Archive du août 15th, 2009

Perdita

Je suis probablement la fille dotée du pire sens de l’orientation au monde. Je n’exagère pas. Au bureau, je n’arrive pas à m’orienter, et mes collègues se moquent régulièrement de moi. Gentiment, bien sûr.

Mais oublions le bureau, je suis en vacances! Bye bye les collègues, bye bye le bureau, je pars pour le Sud avec Fistonne. Toute une semaine au soleil. Juste toutes les deux.

Après nous être installées à l’hôtel, dans notre chambre du bâtiment 14, nous nous rendons au buffet pour souper, tout près du lobby. Les choses se compliquent à la sortie. Nous avons en main le plan du site hôtelier, mais aucune de nous deux ne se souvient de l’endroit par où nous sommes entrées, et il commence à faire drôlement noir. Il faut dire que côté orientation, Fistonne est à peine plus douée que moi. Nous réussissons à retrouver le lobby de l’hôtel, mais le plan indique au moins quatre sorties et, dans la pénombre, impossible de faire correspondre les sorties sur le plan aux allées fleuries du lobby. Nous prenons allée presqu’au hasard, pensant reconnaître une fontaine.

Dieu merci, d’immenses panneaux indiquent la direction des bâtiments. Le nôtre, le 14, se trouve au Nord-Est. En route. Nous croisons un deuxième panneau, orienté différemment, qui semble indiquer que notre bâtiment se trouve dans la direction contraire. Fistonne me fait confiance et je joue la maman sûre d’elle, qui sait exactement où elle s’en va, tentant de me repérer à l’aide des panneaux, des bâtiments, des statues, des locomotives (l’hôtel est construit sur le site d’une ancienne gare). Nous marchons depuis un bon moment, nous sommes fatiguées, nous avons soif (il fait une de ces chaleurs!) et nous avons les pieds en compote.

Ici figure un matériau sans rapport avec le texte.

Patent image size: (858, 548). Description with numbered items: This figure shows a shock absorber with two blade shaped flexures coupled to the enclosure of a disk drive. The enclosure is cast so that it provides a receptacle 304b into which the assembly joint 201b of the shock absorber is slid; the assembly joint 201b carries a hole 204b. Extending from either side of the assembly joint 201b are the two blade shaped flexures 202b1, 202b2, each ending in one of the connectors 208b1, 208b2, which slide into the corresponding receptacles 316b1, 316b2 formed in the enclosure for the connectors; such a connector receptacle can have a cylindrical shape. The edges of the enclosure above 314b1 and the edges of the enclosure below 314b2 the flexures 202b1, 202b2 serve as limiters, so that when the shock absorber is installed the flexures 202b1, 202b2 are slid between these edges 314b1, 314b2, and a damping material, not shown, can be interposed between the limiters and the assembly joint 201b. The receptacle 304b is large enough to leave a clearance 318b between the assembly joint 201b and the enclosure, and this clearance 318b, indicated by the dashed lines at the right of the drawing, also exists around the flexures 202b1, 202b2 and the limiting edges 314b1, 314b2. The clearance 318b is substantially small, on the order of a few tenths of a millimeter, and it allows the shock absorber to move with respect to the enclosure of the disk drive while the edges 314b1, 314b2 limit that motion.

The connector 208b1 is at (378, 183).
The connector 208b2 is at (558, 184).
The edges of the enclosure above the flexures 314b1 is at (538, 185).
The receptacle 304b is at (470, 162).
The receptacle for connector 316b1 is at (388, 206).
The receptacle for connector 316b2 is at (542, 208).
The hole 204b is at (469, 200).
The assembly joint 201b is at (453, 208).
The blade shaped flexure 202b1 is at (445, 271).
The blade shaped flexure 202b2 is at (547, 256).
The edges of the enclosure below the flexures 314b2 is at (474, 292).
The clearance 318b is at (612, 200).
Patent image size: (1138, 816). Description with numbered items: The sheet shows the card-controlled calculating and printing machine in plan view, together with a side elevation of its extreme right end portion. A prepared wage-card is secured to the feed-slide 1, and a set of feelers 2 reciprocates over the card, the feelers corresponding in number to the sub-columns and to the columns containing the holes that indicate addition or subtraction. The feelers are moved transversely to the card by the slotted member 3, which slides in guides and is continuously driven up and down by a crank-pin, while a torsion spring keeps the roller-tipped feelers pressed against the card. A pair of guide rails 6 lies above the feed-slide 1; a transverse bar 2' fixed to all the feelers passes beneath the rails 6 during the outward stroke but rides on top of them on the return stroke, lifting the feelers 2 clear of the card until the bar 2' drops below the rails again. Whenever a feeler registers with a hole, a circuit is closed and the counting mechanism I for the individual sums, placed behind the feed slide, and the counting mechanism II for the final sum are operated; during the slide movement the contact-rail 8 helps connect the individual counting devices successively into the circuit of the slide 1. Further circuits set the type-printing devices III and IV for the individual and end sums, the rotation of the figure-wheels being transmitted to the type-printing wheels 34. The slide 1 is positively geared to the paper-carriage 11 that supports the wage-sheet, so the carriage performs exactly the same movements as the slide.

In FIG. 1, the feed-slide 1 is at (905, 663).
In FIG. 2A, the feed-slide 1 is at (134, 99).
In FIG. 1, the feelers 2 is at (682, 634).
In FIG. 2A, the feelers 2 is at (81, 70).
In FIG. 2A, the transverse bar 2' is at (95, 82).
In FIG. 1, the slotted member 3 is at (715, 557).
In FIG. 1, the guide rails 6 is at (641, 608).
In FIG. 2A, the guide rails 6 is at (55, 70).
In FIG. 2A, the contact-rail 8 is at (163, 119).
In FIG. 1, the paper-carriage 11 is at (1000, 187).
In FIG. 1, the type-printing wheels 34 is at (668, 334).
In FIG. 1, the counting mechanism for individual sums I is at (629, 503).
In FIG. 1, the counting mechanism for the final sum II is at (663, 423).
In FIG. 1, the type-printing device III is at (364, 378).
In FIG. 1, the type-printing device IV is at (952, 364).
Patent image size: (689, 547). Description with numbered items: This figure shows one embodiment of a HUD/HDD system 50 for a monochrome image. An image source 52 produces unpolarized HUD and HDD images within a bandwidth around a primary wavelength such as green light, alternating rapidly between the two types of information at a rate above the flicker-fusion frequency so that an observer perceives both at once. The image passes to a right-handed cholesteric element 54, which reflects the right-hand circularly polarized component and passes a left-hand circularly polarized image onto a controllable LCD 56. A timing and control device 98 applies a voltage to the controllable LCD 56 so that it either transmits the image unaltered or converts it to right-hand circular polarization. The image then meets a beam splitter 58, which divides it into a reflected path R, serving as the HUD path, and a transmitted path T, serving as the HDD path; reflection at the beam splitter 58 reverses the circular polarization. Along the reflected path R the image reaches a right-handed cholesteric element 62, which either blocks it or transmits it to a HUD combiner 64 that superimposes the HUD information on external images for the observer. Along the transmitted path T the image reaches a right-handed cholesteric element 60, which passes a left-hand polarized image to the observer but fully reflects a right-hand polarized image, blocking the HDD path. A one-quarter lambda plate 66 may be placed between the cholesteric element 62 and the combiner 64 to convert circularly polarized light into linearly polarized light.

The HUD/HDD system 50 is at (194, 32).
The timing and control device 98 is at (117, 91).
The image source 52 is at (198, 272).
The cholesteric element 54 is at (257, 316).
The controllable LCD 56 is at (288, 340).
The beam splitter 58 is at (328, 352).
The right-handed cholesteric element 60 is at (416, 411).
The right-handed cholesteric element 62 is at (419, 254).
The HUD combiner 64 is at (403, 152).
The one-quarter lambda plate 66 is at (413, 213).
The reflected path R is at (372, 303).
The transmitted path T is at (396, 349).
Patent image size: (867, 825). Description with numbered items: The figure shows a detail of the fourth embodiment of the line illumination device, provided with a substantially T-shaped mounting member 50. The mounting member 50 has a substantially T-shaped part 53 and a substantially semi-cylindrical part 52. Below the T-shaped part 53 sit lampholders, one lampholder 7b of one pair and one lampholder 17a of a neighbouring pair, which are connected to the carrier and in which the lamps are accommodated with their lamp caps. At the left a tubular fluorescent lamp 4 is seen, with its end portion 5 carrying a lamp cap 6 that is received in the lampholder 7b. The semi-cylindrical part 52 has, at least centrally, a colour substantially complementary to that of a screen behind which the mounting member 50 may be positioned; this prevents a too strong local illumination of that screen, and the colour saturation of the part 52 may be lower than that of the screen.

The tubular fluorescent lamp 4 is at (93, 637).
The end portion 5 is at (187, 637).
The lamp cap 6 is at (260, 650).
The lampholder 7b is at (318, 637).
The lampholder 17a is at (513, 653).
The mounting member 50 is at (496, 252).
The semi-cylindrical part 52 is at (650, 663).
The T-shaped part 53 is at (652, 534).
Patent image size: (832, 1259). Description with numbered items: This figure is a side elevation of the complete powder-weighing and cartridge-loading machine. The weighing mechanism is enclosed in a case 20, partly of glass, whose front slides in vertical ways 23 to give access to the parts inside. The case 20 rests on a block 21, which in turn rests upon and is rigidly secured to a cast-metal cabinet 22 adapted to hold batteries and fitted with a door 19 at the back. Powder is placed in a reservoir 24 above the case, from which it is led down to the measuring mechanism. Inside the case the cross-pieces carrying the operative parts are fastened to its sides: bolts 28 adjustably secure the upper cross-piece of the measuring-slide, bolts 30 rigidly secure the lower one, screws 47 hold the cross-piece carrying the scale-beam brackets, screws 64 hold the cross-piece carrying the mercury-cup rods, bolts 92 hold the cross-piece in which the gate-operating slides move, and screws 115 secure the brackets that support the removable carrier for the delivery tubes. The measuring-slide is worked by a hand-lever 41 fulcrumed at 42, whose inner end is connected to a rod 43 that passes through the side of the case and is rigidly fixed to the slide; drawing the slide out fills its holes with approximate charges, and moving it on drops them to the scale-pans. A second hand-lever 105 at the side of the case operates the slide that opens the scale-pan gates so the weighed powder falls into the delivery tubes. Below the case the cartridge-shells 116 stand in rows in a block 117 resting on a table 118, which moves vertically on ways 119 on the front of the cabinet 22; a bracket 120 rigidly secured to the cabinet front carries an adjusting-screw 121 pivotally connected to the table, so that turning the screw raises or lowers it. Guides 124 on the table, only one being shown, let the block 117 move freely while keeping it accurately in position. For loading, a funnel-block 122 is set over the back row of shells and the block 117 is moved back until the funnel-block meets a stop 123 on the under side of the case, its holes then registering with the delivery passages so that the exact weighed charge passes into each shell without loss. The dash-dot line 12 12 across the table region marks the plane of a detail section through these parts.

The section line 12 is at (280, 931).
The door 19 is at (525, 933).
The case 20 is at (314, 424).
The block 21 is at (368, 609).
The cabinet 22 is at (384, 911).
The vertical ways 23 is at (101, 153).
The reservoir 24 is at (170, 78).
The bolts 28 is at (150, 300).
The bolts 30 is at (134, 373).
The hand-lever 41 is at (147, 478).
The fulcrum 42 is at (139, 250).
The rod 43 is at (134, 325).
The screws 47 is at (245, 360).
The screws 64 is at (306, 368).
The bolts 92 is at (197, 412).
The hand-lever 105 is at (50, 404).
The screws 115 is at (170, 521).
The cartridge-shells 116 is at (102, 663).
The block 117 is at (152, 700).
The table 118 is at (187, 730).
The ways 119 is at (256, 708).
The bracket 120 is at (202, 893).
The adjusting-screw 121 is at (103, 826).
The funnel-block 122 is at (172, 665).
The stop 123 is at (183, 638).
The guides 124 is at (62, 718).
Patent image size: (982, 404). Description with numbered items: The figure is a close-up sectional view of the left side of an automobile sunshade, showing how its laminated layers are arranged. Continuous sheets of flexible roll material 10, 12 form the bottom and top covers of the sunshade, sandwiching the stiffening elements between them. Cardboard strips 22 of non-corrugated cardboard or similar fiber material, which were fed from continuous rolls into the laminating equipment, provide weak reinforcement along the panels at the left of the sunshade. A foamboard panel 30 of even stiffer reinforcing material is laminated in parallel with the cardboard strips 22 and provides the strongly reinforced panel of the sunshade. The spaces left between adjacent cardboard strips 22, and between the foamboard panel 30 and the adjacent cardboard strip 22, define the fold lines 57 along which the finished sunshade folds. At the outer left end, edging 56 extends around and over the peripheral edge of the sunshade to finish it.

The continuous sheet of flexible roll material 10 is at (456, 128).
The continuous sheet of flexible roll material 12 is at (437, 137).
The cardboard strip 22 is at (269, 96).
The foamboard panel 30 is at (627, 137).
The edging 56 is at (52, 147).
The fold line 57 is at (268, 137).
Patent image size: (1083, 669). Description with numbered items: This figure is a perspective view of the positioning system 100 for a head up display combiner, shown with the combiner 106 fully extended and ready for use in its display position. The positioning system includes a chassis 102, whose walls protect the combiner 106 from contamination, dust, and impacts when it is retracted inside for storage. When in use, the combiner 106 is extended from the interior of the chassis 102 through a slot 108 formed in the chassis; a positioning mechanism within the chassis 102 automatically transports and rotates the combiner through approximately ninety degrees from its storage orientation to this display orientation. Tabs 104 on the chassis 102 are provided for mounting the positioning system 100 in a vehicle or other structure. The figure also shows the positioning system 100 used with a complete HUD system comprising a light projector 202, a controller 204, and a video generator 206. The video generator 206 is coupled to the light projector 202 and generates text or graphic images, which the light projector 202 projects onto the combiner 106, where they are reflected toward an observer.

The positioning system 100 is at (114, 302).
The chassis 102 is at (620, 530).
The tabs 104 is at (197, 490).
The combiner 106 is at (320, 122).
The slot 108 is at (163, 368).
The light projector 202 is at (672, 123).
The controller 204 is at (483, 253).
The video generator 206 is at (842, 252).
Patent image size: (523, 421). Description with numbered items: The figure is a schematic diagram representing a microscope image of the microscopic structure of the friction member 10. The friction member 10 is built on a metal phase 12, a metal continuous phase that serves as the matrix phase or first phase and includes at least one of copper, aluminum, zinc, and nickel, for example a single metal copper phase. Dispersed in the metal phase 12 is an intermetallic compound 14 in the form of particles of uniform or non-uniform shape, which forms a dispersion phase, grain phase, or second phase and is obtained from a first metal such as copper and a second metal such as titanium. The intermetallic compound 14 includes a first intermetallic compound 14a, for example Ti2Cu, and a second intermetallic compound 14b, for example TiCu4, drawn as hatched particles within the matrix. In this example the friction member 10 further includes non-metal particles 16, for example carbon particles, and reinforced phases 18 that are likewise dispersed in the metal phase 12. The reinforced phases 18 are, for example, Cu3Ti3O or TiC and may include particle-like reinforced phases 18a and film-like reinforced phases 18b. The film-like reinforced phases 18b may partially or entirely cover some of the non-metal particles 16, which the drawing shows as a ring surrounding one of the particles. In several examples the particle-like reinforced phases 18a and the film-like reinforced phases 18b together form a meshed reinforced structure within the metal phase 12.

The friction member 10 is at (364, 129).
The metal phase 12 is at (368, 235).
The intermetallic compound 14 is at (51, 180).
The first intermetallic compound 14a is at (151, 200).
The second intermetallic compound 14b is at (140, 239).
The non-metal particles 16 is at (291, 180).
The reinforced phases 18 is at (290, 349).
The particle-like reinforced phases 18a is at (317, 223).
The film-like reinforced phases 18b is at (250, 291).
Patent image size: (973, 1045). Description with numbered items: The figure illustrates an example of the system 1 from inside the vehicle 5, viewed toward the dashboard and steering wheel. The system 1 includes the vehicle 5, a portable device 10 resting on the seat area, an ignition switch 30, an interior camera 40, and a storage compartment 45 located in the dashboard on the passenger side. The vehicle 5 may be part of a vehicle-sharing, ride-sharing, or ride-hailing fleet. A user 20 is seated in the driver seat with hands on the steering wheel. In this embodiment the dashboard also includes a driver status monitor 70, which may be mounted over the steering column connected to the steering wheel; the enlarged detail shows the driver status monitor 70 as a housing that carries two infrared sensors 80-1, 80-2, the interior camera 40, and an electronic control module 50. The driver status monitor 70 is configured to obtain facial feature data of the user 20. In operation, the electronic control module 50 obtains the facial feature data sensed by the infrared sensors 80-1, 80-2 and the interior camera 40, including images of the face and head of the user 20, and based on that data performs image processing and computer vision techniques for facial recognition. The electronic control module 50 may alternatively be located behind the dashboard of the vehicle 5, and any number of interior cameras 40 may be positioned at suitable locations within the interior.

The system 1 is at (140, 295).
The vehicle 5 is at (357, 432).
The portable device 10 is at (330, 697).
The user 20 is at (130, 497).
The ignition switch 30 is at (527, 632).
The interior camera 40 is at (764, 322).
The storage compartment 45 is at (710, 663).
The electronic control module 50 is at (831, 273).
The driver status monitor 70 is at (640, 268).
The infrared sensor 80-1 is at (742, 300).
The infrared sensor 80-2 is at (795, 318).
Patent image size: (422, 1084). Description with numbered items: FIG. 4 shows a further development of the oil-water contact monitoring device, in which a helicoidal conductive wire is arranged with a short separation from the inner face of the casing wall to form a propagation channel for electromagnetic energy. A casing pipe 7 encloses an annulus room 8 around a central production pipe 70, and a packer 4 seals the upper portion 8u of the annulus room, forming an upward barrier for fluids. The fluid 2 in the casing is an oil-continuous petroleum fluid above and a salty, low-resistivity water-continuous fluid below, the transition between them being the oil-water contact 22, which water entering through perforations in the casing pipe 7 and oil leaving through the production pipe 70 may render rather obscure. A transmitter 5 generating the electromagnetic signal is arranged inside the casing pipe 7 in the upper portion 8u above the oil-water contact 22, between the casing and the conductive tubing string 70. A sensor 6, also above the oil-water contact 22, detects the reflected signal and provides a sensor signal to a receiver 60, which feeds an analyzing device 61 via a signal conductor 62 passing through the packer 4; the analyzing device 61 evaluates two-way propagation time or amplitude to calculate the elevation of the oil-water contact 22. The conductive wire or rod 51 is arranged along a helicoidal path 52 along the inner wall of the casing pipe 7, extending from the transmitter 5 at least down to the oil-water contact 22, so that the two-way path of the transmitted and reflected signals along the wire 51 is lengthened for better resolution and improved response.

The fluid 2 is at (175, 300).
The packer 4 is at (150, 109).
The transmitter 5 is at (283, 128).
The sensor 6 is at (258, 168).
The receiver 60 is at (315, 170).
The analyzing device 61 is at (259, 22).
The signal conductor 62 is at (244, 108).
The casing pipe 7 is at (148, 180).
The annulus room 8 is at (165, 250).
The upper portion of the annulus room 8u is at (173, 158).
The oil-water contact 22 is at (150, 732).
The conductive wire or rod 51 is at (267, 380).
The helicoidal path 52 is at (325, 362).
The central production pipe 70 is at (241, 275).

Finalement, je pense me reconnaître et j’entraîne Fistonne sur le chemin qui, j’en suis persuadée (ou presque), mène directement au bâtiment 14, quand j’entends :

- Siñora! Siñora!

Je me retourne. Deux hommes accourent vers nous, les bras au ciel. Je ne comprends absolument rien de ce qu’ils disent, mais devine que je suis dans une zone interdite aux touristes. Je leur montre mon plan en pointant le bâtiment 14. Les hommes se regardent et rient :

- Perdita!

En rigolant, ils glissent leurs doigts sur le plan, tentant de repérer à leur tour l’emplacement de la maison. Puis l’un d’eux s’éloigne, revient au volant d’une petite voiturette sans portière et nous fais signe de monter. Fistonne et moi montons à l’avant; le deuxième homme s’installe dans la boîte à l’arrière. La voiturette fonce à toute vitesse, puis freine « sec » devant le 14. Le conducteur me pose une question que je ne comprends pas et qui finit par :

- Si?

Le bâtiment est de la bonne couleur, mais il fait de plus en plus noir et je ne reconnais pas notre entrée. Je réponds :

- No.
- No?
- No.

Il recule à toute vitesse, fait le tour de la maison et nous conduit à une deuxième entrée. Cette fois, c’est la bonne entrée. Je dis :

- Si!

Mais il ne semble pas m’entendre et continue à rouler, monte sur le gazon, et fait mine de vouloir prendre l’escalier. Je panique et je crie :

- Si! Si! Si!
- Si?
- Si! Si! Si!

Il s’arrête. Nous descendons et courons jusqu’à notre chambre, épuisées mais soulagées. Quelle aventure! La prochaine fois, je saurai le chemin, c’est certain.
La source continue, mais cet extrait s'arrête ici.